Justice Breyer wrote the dissent and was joined by Justice Ginsburg, Justice Sotomayor, and Justice Kagan in opposing the summary order which stated that “there can be no serious doubt that [Citizens United applies to the Montana state law].” He wrote:
“Moreover, even if I were to accept Citizens United, this Court’s legal conclusion should not bar the Montana Supreme Court’s finding, made on the record before it, that independent expenditures by corporations did in fact lead to corruption or the appearance of corruption in Montana. Given the history and political landscape in Montana, that court concluded that the State had a compelling interest in limiting independent expenditures by corporations.”
In January, Montana became the first state post-Citizens United to uphold a state law banning corporate contributions to campaign spending (the law in question, the Montana Corrupt Practices Act, was passed in 1912 to counteract the unfair influence wielded by the Butte “Copper Kings” that dominated the state’s economy). Montana Attorney General Steve Bullock argued that Citizens United applied to federal elections only, not state-level and local elections, and that the influence of money in politics is just as corrupting today as it was in 1912, so the statute should remain in place. The Montana Supreme Court agreed with Mr. Bullock. However, its decision had been on hold as the nation’s high court considered whether to hear the case. With the Supreme Court’s summary reversal of that decision today, corporations in Montana—and presumably in every state—can spend unlimited sums in politics in the upcoming election.

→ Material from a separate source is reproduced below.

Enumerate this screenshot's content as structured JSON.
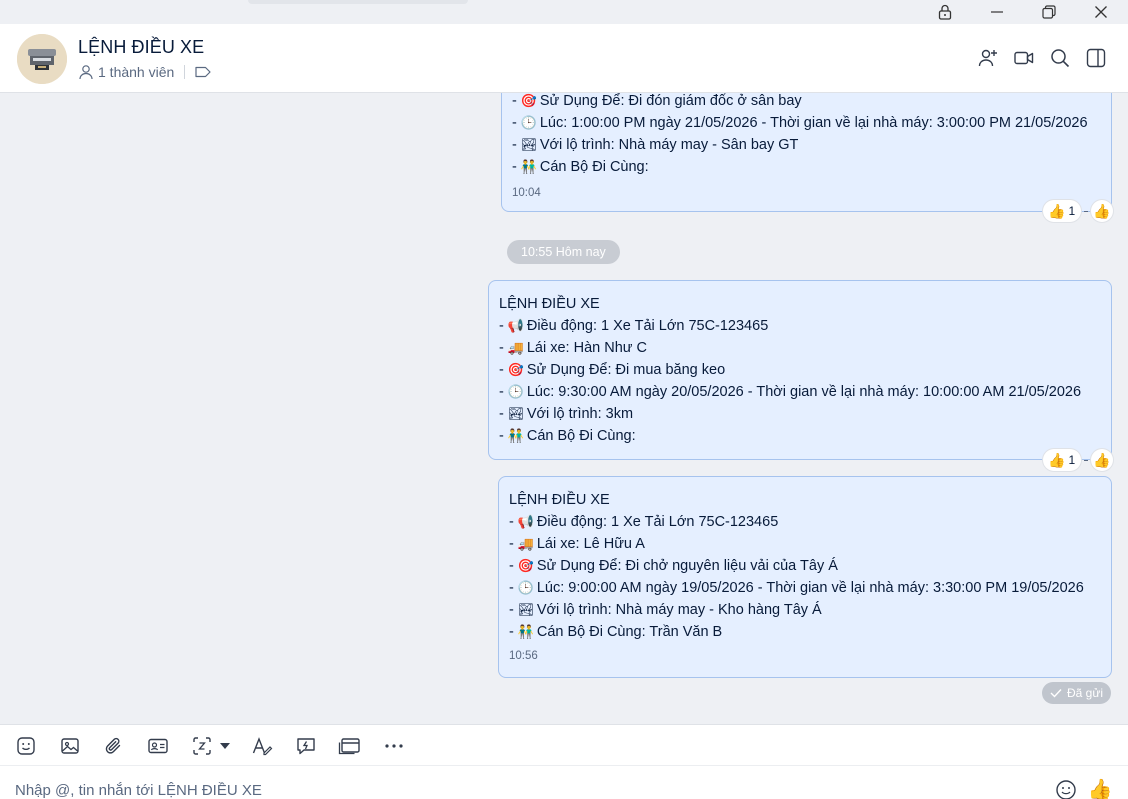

We are extremely disappointed that the High Court did not take the Montana case as an opportunity to clarify Citizens United and rule that states can enact their own campaign finance restrictions. It sounds simple, but it cannot be said enough: Mixing money and politics is harmful to our political process and toxic to our democracy, and Citizens United has only amplified profit-driven corporate interests. Campaign finance reform is not just an issue of politics, but also an issue of faith; in the pursuit of tzedek, or justice, we must continue to advocate for new opportunities and alternative financing systems that raise up the voices of those too often misrepresented or underrepresented in politics. We renew our call for a remedy to the Citizens United decision and will keep fighting for responses such as clean-money public financing systems until the next opportunity arises for the Court to revisit this shameful ruling.